Tight Finite Time Bounds of Two-Time-Scale Linear Stochastic Approximation with Markovian Noise
This work provides theoretical guarantees for two-time-scale stochastic approximation methods used in reinforcement learning, addressing a known bottleneck in analyzing algorithms with Markovian noise.
The authors derived a tight finite-time upper bound on the error for linear two-time-scale stochastic approximation with Markovian noise, showing that the mean squared error decreases as trace(Σ^y)/k + o(1/k), where Σ^y matches the covariance in the Central Limit Theorem.

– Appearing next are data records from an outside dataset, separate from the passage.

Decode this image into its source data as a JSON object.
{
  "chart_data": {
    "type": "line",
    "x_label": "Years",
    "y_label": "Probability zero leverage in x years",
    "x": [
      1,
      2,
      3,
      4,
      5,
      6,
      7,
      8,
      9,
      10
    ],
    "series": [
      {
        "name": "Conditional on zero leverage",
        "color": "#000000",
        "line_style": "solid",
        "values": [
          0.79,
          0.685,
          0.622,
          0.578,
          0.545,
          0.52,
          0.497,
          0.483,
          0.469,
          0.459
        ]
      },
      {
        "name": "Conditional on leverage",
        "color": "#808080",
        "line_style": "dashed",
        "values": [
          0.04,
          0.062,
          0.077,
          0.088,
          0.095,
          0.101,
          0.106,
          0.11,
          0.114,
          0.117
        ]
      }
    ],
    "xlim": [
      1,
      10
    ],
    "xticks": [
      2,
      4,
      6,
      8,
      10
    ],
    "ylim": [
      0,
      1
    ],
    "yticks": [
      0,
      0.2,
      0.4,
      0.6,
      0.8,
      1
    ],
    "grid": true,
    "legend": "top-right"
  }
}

They applied this result to establish sample complexity for off-policy reinforcement learning algorithms like TDC, GTD, and GTD2.
Stochastic approximation (SA) is an iterative algorithm for finding the fixed point of an operator using noisy samples and widely used in optimization and Reinforcement Learning (RL). The noise in RL exhibits a Markovian structure, and in some cases, such as gradient temporal difference (GTD) methods, SA is employed in a two-time-scale framework. This combination introduces significant theoretical challenges for analysis. We derive an upper bound on the error for the iterations of linear two-time-scale SA with Markovian noise. We demonstrate that the mean squared error decreases as $trace (Σ^y)/k + o(1/k)$ where $k$ is the number of iterates, and $Σ^y$ is an appropriately defined covariance matrix. A key feature of our bounds is that the leading term, $Σ^y$, exactly matches with the covariance in the Central Limit Theorem (CLT) for the two-time-scale SA, and we call them tight finite-time bounds. We illustrate their use in RL by establishing sample complexity for off-policy algorithms, TDC, GTD, and GTD2. A special case of linear two-time-scale SA that is extensively studied is linear SA with Polyak-Ruppert averaging. We present tight finite time bounds corresponding to the covariance matrix of the CLT. Such bounds can be used to study TD-learning with Polyak-Ruppert averaging.